When it comes to enforcement of civil rights violations, most of them will be violations made under the phrase “color of state law.” Many New York cases may deal with this concept. The Department of Justice explains that color of law basically means anyone acting on behalf of a government entity, like a cop. When a person is acting under color of state law and causes damages, going beyond his or her authority, is a person who can be sued under 42 U.S.C. § 1983. You can also sue under state law, but the time limits are much, much shorter.
One hears in the news about law enforcement’s abuse of power – treating suspects with excessive force, and in some cases killing them. This is a classic example of color of law. The officers are working as government officials, but some acts they carry out go beyond the scope of their rights as officers. Usually, there is no question of color of state law in a police misconduct case, but there might be in a rare case like a prison guard working for a private prison hired by the state.

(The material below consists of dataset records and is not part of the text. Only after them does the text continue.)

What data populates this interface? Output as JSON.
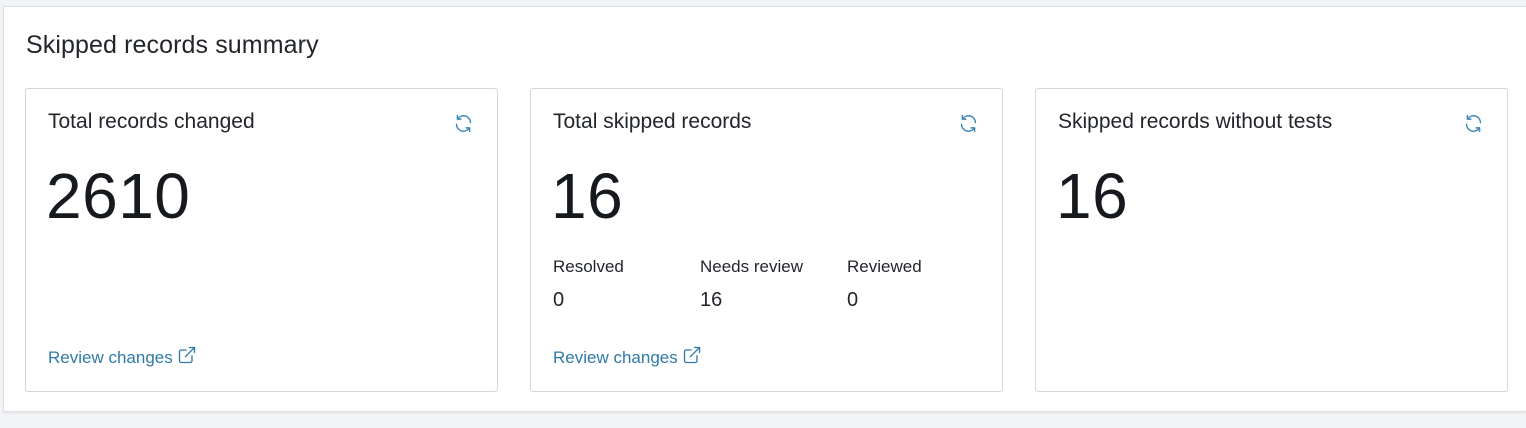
{
  "summary": {
    "title": "Skipped records summary"
  },
  "cards": [
    {
      "title": "Total records changed",
      "value": "2610",
      "link_label": "Review changes"
    },
    {
      "title": "Total skipped records",
      "value": "16",
      "stats": [
        {
          "label": "Resolved",
          "value": "0"
        },
        {
          "label": "Needs review",
          "value": "16"
        },
        {
          "label": "Reviewed",
          "value": "0"
        }
      ],
      "link_label": "Review changes"
    },
    {
      "title": "Skipped records without tests",
      "value": "16"
    }
  ],
  "icons": {
    "refresh": "refresh-icon",
    "external_link": "external-link-icon"
  },
  "colors": {
    "accent": "#2f7aa7",
    "refresh_icon": "#3a86b4",
    "card_border": "#d3d7dc"
  }
}
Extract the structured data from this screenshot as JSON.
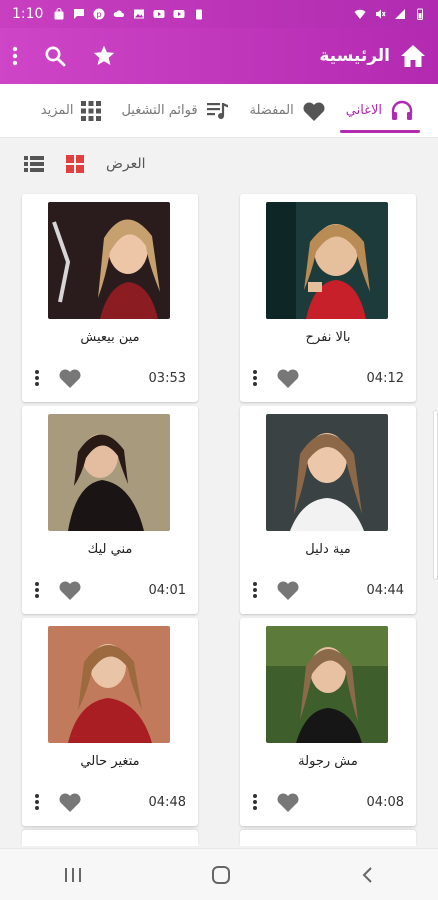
{
  "status_bar": {
    "time": "1:10"
  },
  "app_bar": {
    "title": "الرئيسية"
  },
  "tabs": [
    {
      "label": "الاغاني",
      "icon": "headphones-icon",
      "active": true
    },
    {
      "label": "المفضلة",
      "icon": "heart-icon",
      "active": false
    },
    {
      "label": "قوائم التشغيل",
      "icon": "playlist-icon",
      "active": false
    },
    {
      "label": "المزيد",
      "icon": "apps-grid-icon",
      "active": false
    }
  ],
  "view": {
    "label": "العرض"
  },
  "songs": [
    {
      "title": "بالا نفرح",
      "duration": "04:12"
    },
    {
      "title": "مين بيعيش",
      "duration": "03:53"
    },
    {
      "title": "مية دليل",
      "duration": "04:44"
    },
    {
      "title": "مني ليك",
      "duration": "04:01"
    },
    {
      "title": "مش رجولة",
      "duration": "04:08"
    },
    {
      "title": "متغير حالي",
      "duration": "04:48"
    }
  ],
  "colors": {
    "accent": "#b02bb0",
    "accent_light": "#cf45c7"
  }
}
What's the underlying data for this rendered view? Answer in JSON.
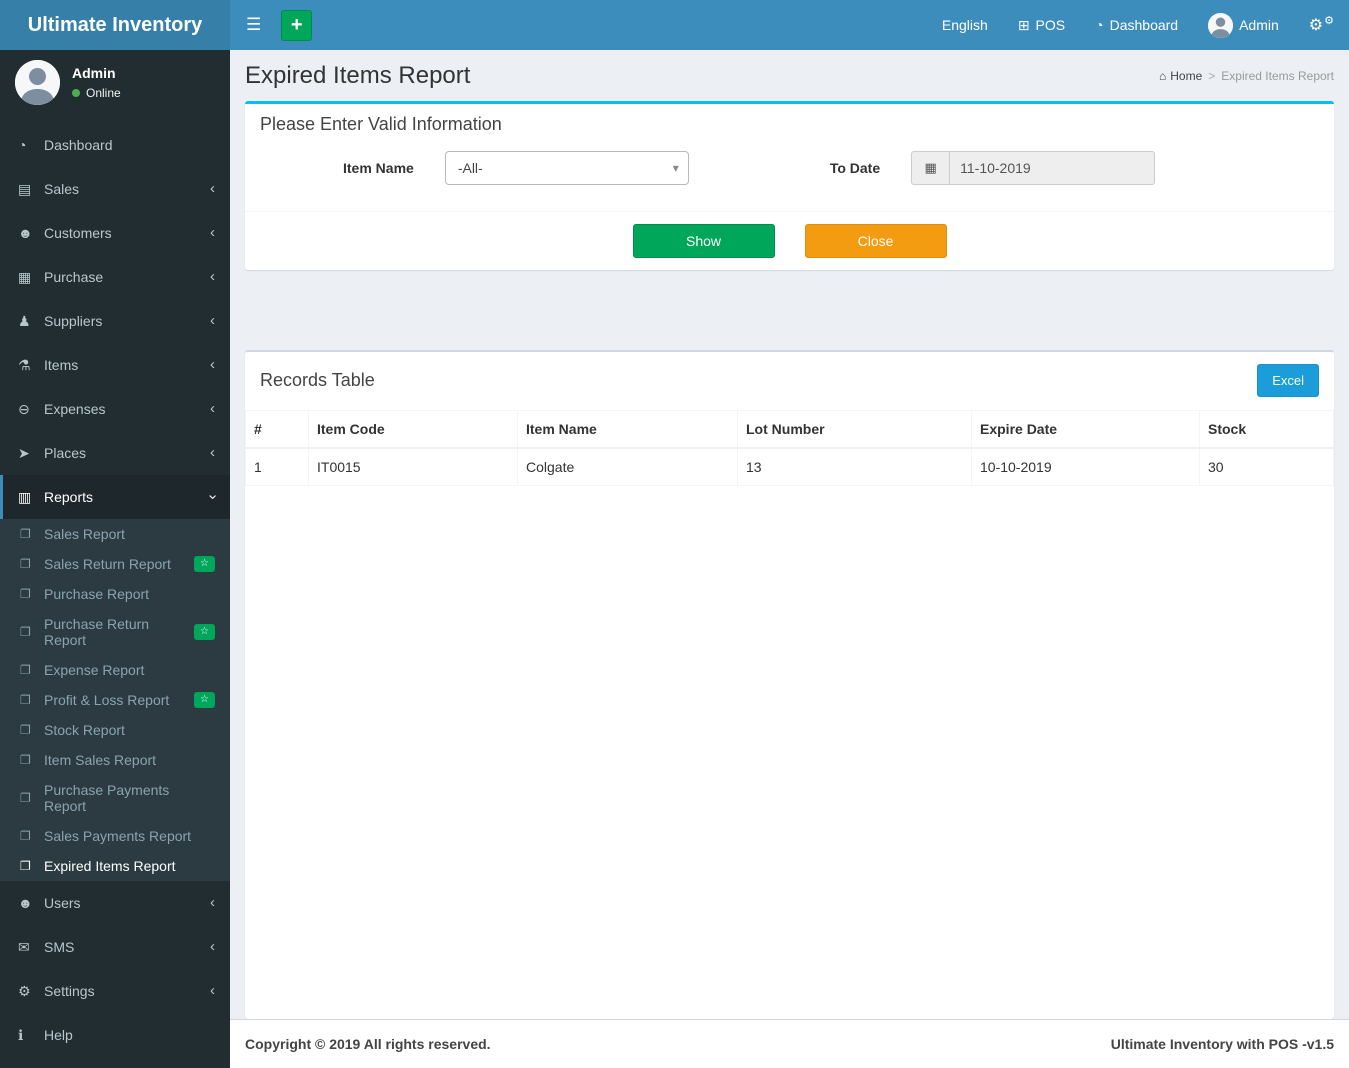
{
  "brand": {
    "title": "Ultimate Inventory"
  },
  "topbar": {
    "language": "English",
    "pos_label": "POS",
    "dashboard_label": "Dashboard",
    "user_name": "Admin"
  },
  "icons": {
    "hamburger": "☰",
    "plus": "+",
    "pos": "⊞",
    "dashboard": "◔",
    "gear": "⚙",
    "home": "⌂",
    "calendar": "▦",
    "caret_down": "▾",
    "chevron": "‹",
    "star": "☆",
    "file": "❐",
    "sales": "▤",
    "customers": "☻",
    "purchase": "▦",
    "suppliers": "♟",
    "items": "⚗",
    "expenses": "⊖",
    "places": "➤",
    "reports": "▥",
    "users": "☻",
    "sms": "✉",
    "settings": "⚙",
    "help": "ℹ",
    "online_dot": "●"
  },
  "sidebar": {
    "user": {
      "name": "Admin",
      "status": "Online"
    },
    "items": [
      {
        "label": "Dashboard"
      },
      {
        "label": "Sales"
      },
      {
        "label": "Customers"
      },
      {
        "label": "Purchase"
      },
      {
        "label": "Suppliers"
      },
      {
        "label": "Items"
      },
      {
        "label": "Expenses"
      },
      {
        "label": "Places"
      },
      {
        "label": "Reports"
      },
      {
        "label": "Users"
      },
      {
        "label": "SMS"
      },
      {
        "label": "Settings"
      },
      {
        "label": "Help"
      }
    ],
    "reports_submenu": [
      {
        "label": "Sales Report",
        "badge": false
      },
      {
        "label": "Sales Return Report",
        "badge": true
      },
      {
        "label": "Purchase Report",
        "badge": false
      },
      {
        "label": "Purchase Return Report",
        "badge": true
      },
      {
        "label": "Expense Report",
        "badge": false
      },
      {
        "label": "Profit & Loss Report",
        "badge": true
      },
      {
        "label": "Stock Report",
        "badge": false
      },
      {
        "label": "Item Sales Report",
        "badge": false
      },
      {
        "label": "Purchase Payments Report",
        "badge": false
      },
      {
        "label": "Sales Payments Report",
        "badge": false
      },
      {
        "label": "Expired Items Report",
        "badge": false,
        "active": true
      }
    ]
  },
  "page": {
    "title": "Expired Items Report",
    "breadcrumb": {
      "home": "Home",
      "separator": ">",
      "current": "Expired Items Report"
    }
  },
  "filter_box": {
    "title": "Please Enter Valid Information",
    "item_name_label": "Item Name",
    "item_name_value": "-All-",
    "to_date_label": "To Date",
    "to_date_value": "11-10-2019",
    "show_button": "Show",
    "close_button": "Close"
  },
  "records": {
    "title": "Records Table",
    "excel_button": "Excel",
    "columns": [
      "#",
      "Item Code",
      "Item Name",
      "Lot Number",
      "Expire Date",
      "Stock"
    ],
    "rows": [
      [
        "1",
        "IT0015",
        "Colgate",
        "13",
        "10-10-2019",
        "30"
      ]
    ]
  },
  "footer": {
    "left": "Copyright © 2019 All rights reserved.",
    "right": "Ultimate Inventory with POS -v1.5"
  },
  "colors": {
    "navbar": "#3c8dbc",
    "logo_bg": "#367fa9",
    "sidebar_bg": "#222d32",
    "submenu_bg": "#2c3b41",
    "green": "#00a65a",
    "orange": "#f39c12",
    "excel_blue": "#1a9dd9",
    "box_accent": "#00c0ef",
    "background": "#ecf0f5"
  }
}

The idea is the person acting under color of law is taking away the basic civil rights of the person to whom they are doing the act. In the law enforcement example, the officer would be violating the civil rights of the suspect. Even if someone is convicted of a crime in this country, he or she has certain rights that cannot be infringed upon. When those rights are infringed, it provides a basis for a civil rights lawsuit.
There does not have to be any particular motivation behind the color of law action, such as race or religion. If an official is found guilty of an offense, then he or she may go to prison. Sentences can be as harsh as life in prison or even the death penalty. This information is for education and is not legal advice.